How can I query the available CUDA GPU device numbers in linux environment? That is, knowing the total number of available devices is not enough (cudaGetDeviceCount), I need the CUDA API to tell me the actual available device numbers.
The above would be needed in our multi-user CPU-GPU cluster w/ several CPU compute hosts w/ 2 GPUs each. We need to accommodate hybrid MPI+CUDA codes, where the MPI process on a compute host has to know which GPU device to use for CUDA computing, when the other device could be taken by some other user.
As a follow-up to the above, has anyone done SGE + CUDA queue and PE configuration beyond simple all.q? We would want to allocate SGE resources based on available GPUs, and pin / reserve a GPU device to a SGE job instance.
Once you have the count of devices, you can call cuDeviceGet() (if you’re using the driver api…check the reference for the runtime call) to get a pointer to to a specific device within the range [0, X], where X is the number returned by the cuDeviceCount() method. Once you have the device pointer, you can call cuDeviceGetName() with it to get the name of the device, or ceDeviceGetProperties() to get it’s other properties. You can do those last few steps in a loop after you get the device count if you want to get the information for all of the devices in the system.

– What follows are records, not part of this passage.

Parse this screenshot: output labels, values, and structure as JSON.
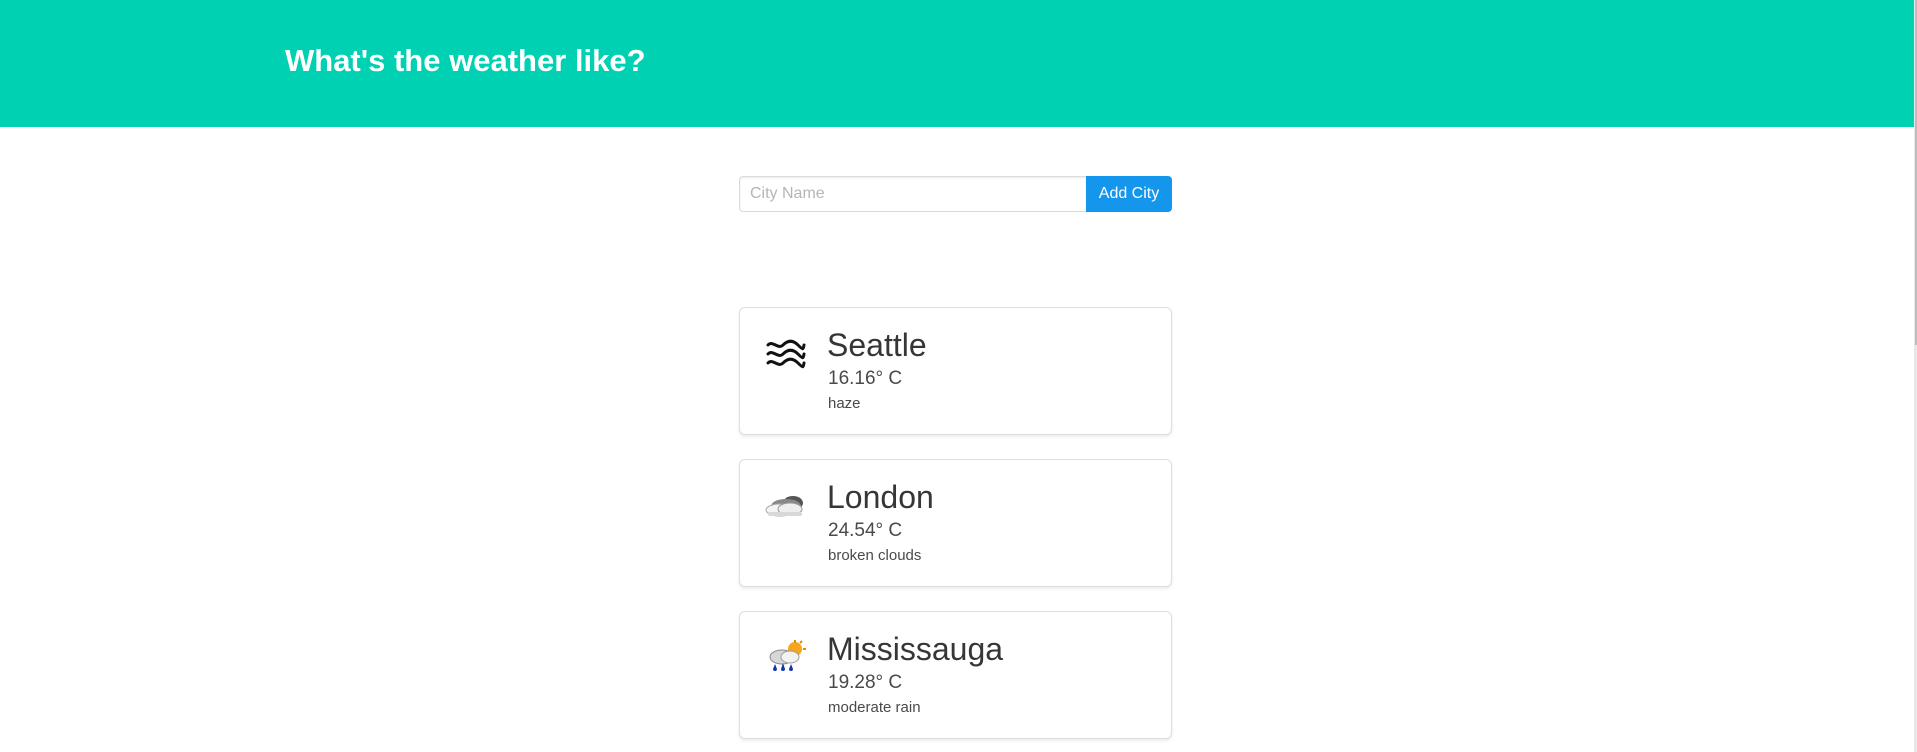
{
  "header": {
    "title": "What's the weather like?"
  },
  "search": {
    "placeholder": "City Name",
    "value": "",
    "button_label": "Add City"
  },
  "weather_cards": [
    {
      "city": "Seattle",
      "temperature": "16.16° C",
      "description": "haze",
      "icon": "haze-icon"
    },
    {
      "city": "London",
      "temperature": "24.54° C",
      "description": "broken clouds",
      "icon": "broken-clouds-icon"
    },
    {
      "city": "Mississauga",
      "temperature": "19.28° C",
      "description": "moderate rain",
      "icon": "moderate-rain-icon"
    }
  ],
  "colors": {
    "hero": "#00d1b2",
    "button": "#1496ed"
  }
}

Yeah. In 2.2 under Linux, you can use nvidia-smi to designate a GPU as supporting multiple contexts, a single context, or no contexts. You can query this in CUDART, plus we give you some convenience features to make this easy. So, you have multiple GPUs and multiple MPI processes that need GPUs–no problem. Set all your GPUs to single context mode (aka compute exclusive mode), don’t call cudaSetDevice() (or you call the new function to set the valid list of possible devices), and run your app. One process will grab the first GPU, the other will try the first GPU and fail because the context already exists, then (assuming you use CUDART) it will silently retry and create a context on the next GPU. Once you’re out of GPUs, context creation will fail.
In other words, all of the problems that Seppo mentioned just go poof and disappear.

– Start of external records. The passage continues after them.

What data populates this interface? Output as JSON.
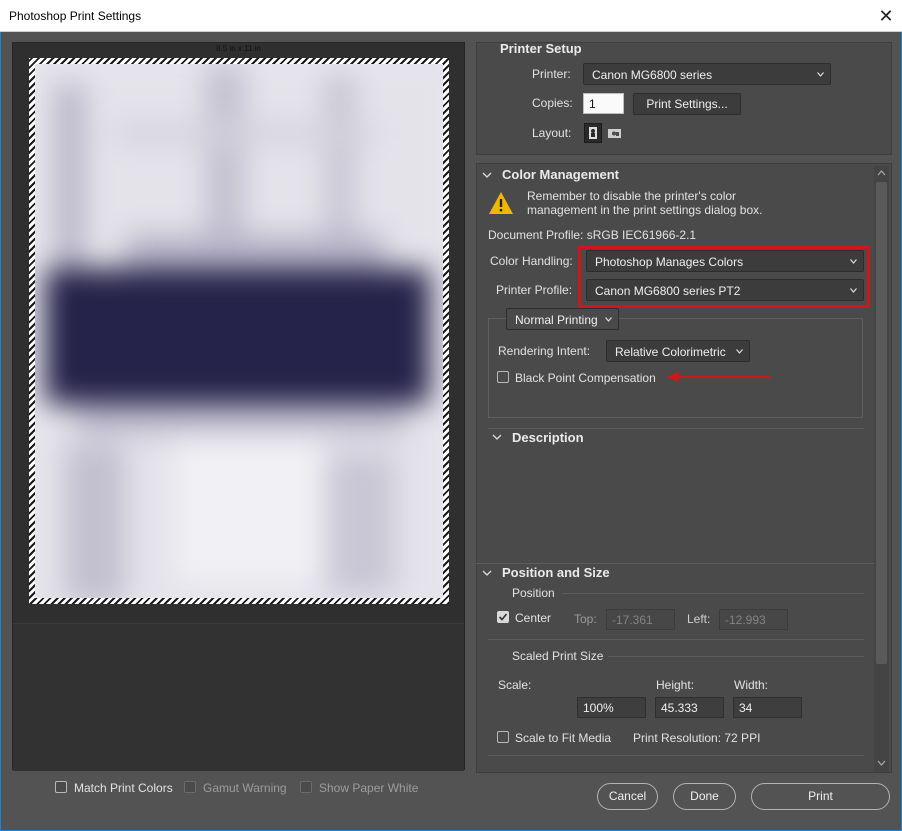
{
  "window": {
    "title": "Photoshop Print Settings"
  },
  "preview": {
    "paper_size": "8.5 in x 11 in"
  },
  "printer_setup": {
    "title": "Printer Setup",
    "printer_label": "Printer:",
    "printer_value": "Canon MG6800 series",
    "copies_label": "Copies:",
    "copies_value": "1",
    "print_settings_button": "Print Settings...",
    "layout_label": "Layout:"
  },
  "color_management": {
    "title": "Color Management",
    "warning_line1": "Remember to disable the printer's color",
    "warning_line2": "management in the print settings dialog box.",
    "document_profile": "Document Profile: sRGB IEC61966-2.1",
    "color_handling_label": "Color Handling:",
    "color_handling_value": "Photoshop Manages Colors",
    "printer_profile_label": "Printer Profile:",
    "printer_profile_value": "Canon MG6800 series PT2",
    "printing_mode": "Normal Printing",
    "rendering_intent_label": "Rendering Intent:",
    "rendering_intent_value": "Relative Colorimetric",
    "black_point_label": "Black Point Compensation"
  },
  "description": {
    "title": "Description"
  },
  "position_size": {
    "title": "Position and Size",
    "position_label": "Position",
    "center_label": "Center",
    "top_label": "Top:",
    "top_value": "-17.361",
    "left_label": "Left:",
    "left_value": "-12.993",
    "scaled_label": "Scaled Print Size",
    "scale_label": "Scale:",
    "height_label": "Height:",
    "width_label": "Width:",
    "scale_value": "100%",
    "height_value": "45.333",
    "width_value": "34",
    "scale_to_fit_label": "Scale to Fit Media",
    "print_resolution": "Print Resolution: 72 PPI"
  },
  "footer": {
    "match_print_colors": "Match Print Colors",
    "gamut_warning": "Gamut Warning",
    "show_paper_white": "Show Paper White",
    "cancel": "Cancel",
    "done": "Done",
    "print": "Print"
  },
  "colors": {
    "accent_red": "#d0161b",
    "warning_yellow": "#f2b705",
    "window_border": "#1e84d0"
  }
}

That sounds brilliant! Just what the doctor ordered. Pity I’m currently required to use CUDA in windows, but I’m sure I’ll go back to linux at the first opportunity.
Cool! We’ve asked and asked and you guys have finally delivered :) And in a way that will make cluster admins very happy. I’m looking forward to tearing down all the ad-hoc and poorly debugged scripts that implemented this functionality client-side.
yes and yes. doesn’t actually matter if the two contexts are created from the same thread and just push/popped with context migration APIs, different threads in the same process, or different processes–it’s just a restriction on the number of contexts that can exist on a GPU at a time.
Is similar functionality available in the driver API? I.e. if a GPU is set to a single context, will cuCtxCreate() fail on that device? I suppose I can just try the next device until I either run out or find one?
Since CUDA 1.1, we’ve been rolling our own solution too, but it’s had some other advantages. We created a wrapper library that only exposes the GPUs allocated to that user by a scheduler/batch system, but it is probably best described just by posting a relevant section from the user readme below.
CUDA Wrapper USER readme
Overview:
The CUDA wrapper library is typically implemented in a forced preload, such
that the device allocation calls to CUDA are intercepted by it for a few
different benefits. Only users requesting multiple GPUs per node really need
to be aware of it’s transparent operation. The wrapper libary accomplishes
three things:
Virtualizes the physical GPU devices to a dynamic mapping, that is always
zero indexed. The virtual devices visible to the user map to a consistent
set of physical devices, which accomplishes “user fencing” on shared
systems and prevents users from accidentally trampling one another.
Rotates the virtual to physical mapping for each new process that requests
a GPU resource. This provides a method for large parallel tasks to use
common startup parameters and still use multiple device targets. i.e.
When each new process calls for gpu0, the underlying physical device gets
shifted, or rotated if you will, allowing for the next process calling for
gpu0 to get the next allocated physical device. Please note that rotation
does not occur for new threads within a single process- only for new
processes. CAUTION Users accustomed to targeting gpu0, gpu1, etc with
different processes on systems without this wrapper must understand this
feature to avoid trampling their own processes. e.g. If you have two
GPU devices allocated, and you launch two processes, one targeted to gpu0,
and the other targeted to gpu1- both processes will be using the same gpu
device! Call them each against gpu0 unless they’re different threads
within a single process.
NUMA affinity, if relevant, can be mapped between CPU cores and GPU
devices. This has been shown to have as much as 25% improvement in host
to device memory bandwidth. This feature is transparent.
There is a link to download it on this page (search for CUDA Wrapper Library):
Yeah, Jeremy’s library is a big part of why we’ve gone with exclusive mode as opposed to something else–it seems to work well and people like it. Exclusive mode gets you #1 and #2 easily enough. #3 is coming in a future driver release.
with a good solution that we have tested with SGE. With this, all you need is a termination script or clean script in the case of our process has aborted.